Privilégier la négociation

Mais, Laurent Berger, s'il a une grosse capacité de travail, n'est pas un adepte du 24 sur 24, 7 jours sur 7. Il sait se ressourcer. « En famille, avec ma femme et mes trois enfants ». Il fait un peu de course à pied, il aime le foot, contrairement à François Chérèque qui préférait le rugby. C'est bien là la seule différence affichée par les deux hommes.

Comme Chérèque, Berger veut privilégier la négociation. Engagé dans les discussions sur la sécurisation de l'emploi, il affiche ses objectifs : « Réduire la précarité, faire baisser le taux de CDD alors que les entreprises abusent des contrats courts, donner une complémentaire santé à tous ». L'état des lieux, il le connaît. « La situation sociale est très dégradée, avec 3 millions de chômeurs et 5 millions de précaires. On n'a rien anticipé depuis des années, on gère les problèmes quand on est dans le mur ». Mais il le reconnaît : « S'il y avait une solution miracle pour l'emploi, ça se saurait ». Tenté par la cogestion à l'allemande ? « Ce n'est pas notre truc », affirme-t-il, préférant le terme de « codécision ».

En succédant à Chérèque, Berger signe pour dix ans, sauf accident de parcours.
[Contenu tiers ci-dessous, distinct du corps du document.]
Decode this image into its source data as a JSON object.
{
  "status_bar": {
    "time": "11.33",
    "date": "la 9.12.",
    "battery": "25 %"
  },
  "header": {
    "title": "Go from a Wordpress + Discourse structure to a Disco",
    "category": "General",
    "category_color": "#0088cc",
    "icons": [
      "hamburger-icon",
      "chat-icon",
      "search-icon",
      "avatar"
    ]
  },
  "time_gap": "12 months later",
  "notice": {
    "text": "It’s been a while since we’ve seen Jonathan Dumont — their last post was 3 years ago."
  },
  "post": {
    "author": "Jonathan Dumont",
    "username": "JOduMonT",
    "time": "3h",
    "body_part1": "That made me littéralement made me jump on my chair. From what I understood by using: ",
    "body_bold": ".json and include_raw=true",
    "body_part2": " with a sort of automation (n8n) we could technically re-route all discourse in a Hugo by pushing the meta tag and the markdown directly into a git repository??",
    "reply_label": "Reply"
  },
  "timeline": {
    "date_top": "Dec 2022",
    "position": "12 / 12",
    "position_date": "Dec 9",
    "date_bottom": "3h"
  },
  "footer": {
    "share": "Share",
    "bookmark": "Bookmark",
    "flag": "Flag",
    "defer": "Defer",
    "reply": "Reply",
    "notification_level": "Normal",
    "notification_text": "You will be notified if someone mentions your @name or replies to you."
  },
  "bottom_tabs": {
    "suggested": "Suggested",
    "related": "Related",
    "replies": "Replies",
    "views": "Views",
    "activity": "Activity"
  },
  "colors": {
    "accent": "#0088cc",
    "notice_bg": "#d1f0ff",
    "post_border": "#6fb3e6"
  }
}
Comment se prépare-t-il ? « En bossant et en gardant du temps pour prendre du recul, du temps pour la réflexion », insiste-t-il. Les pieds sur terre et la tête sur les épaules, le nouveau boss cédétiste rejette la posture de « la colère permanente » mais dit son « indignation » face à certaines situations, notamment face à l'injustice faite aux salariés. Son cheval de bataille depuis vingt ans.

Ludovic BASSAND

1968 : Naissance à Guérande en Loire-Atlantique

1996 : Permanent à l'union locale CFDT de Saint-Nazaire

2003 : Secrétaire général de l'union régionale CFDT des Pays de la Loire

2009 : Elu à la commission exécutive confédérale, responsable des TPE-PME, chargé de la coordination et de la rédaction de la résolution générale dont il est rapporteur au congrès de Tours en juin 2010

2012 : Secrétaire général adjoint de la CFDT, pressenti pour le poste de secrétaire général à partir de fin novembre.